{Originally posted to the author’s website, Liberty Unyielding}
These are the top five other than the fact that it’s not a deal; it’s a surrender. The West has agreed to lift the sanctions on Iran. Iran has not agreed to give up anything she needs to acquire a bomb, or cease any of her aggressive behavior (e.g., arming and training Hezbollah and Hamas, fighting wars in Syria, Iraq, and Yemen). Not one of these things – not one – is a measure of performance Iran will actually have to demonstrate to get the sanctions lifted.
1. The agreement paves Iran’s path to the bomb. The only question about Iran and the bomb now is when Iran will get it. If Iran adheres to the terms of the Joint Comprehensive Plan of Action (JCPOA) agreement (link to full text here), she will retain the means, and improve the expertise, to build nuclear weapons throughout the next 10 years. She would wait for that 10 years to pass, however, before enriching enough uranium to test a warhead and stockpile weapons.
But Iran’s adherence to the terms of the JCPOA is unverifiable. There cannot be any intrusive “snap” inspections; there can only be inspections of what Iran allows to be inspected, at times of Iran’s choosing. If Iran wants to operate more centrifuge cascades than stipulated in the agreement, or install and operate new-generation centrifuges, the only obstacle is deciding on a place to do that, unmonitored by the IAEA. The same is true of every other stage of uranium processing or bomb building (including all aspects of warhead development, which are entirely unaddressed by the JCPOA).
Iran could “break out” in as little as 3 months, as things stand today, and nothing in the JCPOA agreement will stop her.
2. The agreement unleashes money and trade for Iran, which will allow her to arm and finance her already aggressive, disruptive foreign policy. The so-called “signing bonus” of $150 billion in released funds is just the beginning.

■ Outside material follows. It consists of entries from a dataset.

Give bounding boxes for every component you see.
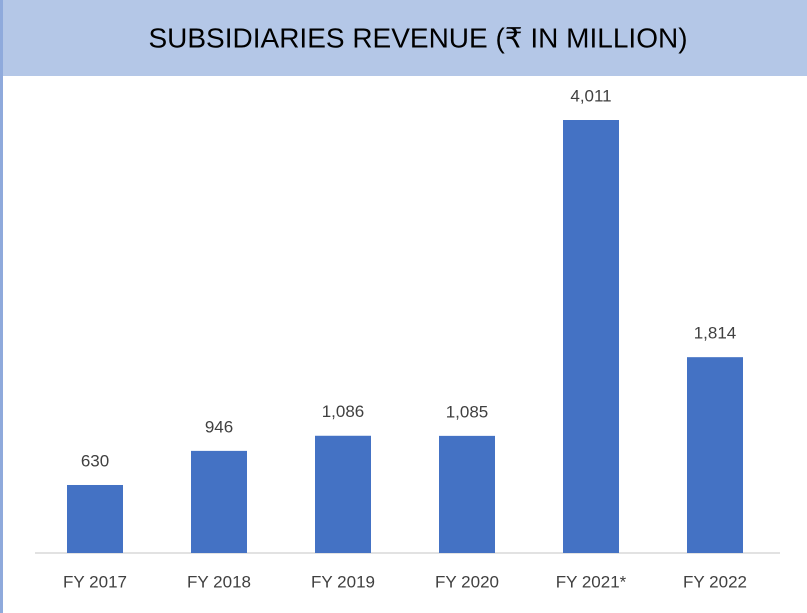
data-label: 1,814 [694, 324, 737, 343]
bar [563, 120, 619, 553]
x-tick-label: FY 2021* [556, 572, 627, 591]
x-tick-label: FY 2020 [435, 572, 499, 591]
x-tick-label: FY 2019 [311, 572, 375, 591]
chart-title: SUBSIDIARIES REVENUE (₹ IN MILLION) [148, 22, 687, 53]
title-banner [0, 0, 807, 76]
left-border [0, 0, 3, 613]
x-tick-label: FY 2017 [63, 572, 127, 591]
bar [67, 484, 123, 553]
bar [315, 435, 371, 553]
bar [439, 435, 495, 553]
x-tick-label: FY 2022 [683, 572, 747, 591]
bar [687, 357, 743, 553]
data-label: 630 [81, 451, 109, 470]
data-label: 4,011 [570, 86, 611, 105]
data-label: 946 [205, 417, 233, 436]
bar [191, 450, 247, 553]
data-label: 1,085 [446, 402, 489, 421]
x-tick-label: FY 2018 [187, 572, 251, 591]
data-label: 1,086 [322, 402, 365, 421]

The JCPOA begins to relieve Iran of the clamps on her economic activity within months. Two provisions written into the JCPOA are of particular note: the requirement that the P5+1 get the UN sanctions regime lifted as soon as the agreement is formalized; and the plan for President Obama to begin waiving U.S. sanctions – even if Congress hasn’t lifted them – once IAEA certifies that Iran has complied on paper with a short list of administrative requirements.
Iran doesn’t have to comply with any of the red lines described by Obama in April, or even be on the path to complying with them, in order for sanctions to be lifted. The red lines were all conceded by the U.S. in the “negotiations.”
3. The agreement puts a seal on a disturbingly unbalanced U.S. approach to Middle Eastern security. Instead of offering radical Shia Iran a way to merit full participation in a multilateral region, this agreement favors Iran over the major Sunni nations – Turkey, Saudi Arabia, Egypt, Jordan – and the Western-oriented Jewish state of Israel.
The agreement is actually quite remarkable in this regard. The United States, to an even greater extent than our European allies, has for decades had special partnerships with Israel and the major Sunni nations. Egypt is the late-comer, in fact: a key Soviet client until the peace treaty with Israel in 1979. Our long partnerships with these nations weathered the extraordinary upheavals of 1991 and the years following.
But the partnerships began to fray after the Arab Spring in 2011. The Obama administration has been unfriendly to attempts at stabilization by non-radicalized Sunni actors (e.g., al-Sisi in Egypt, Saudi efforts to counter Hezbollah in Lebanon).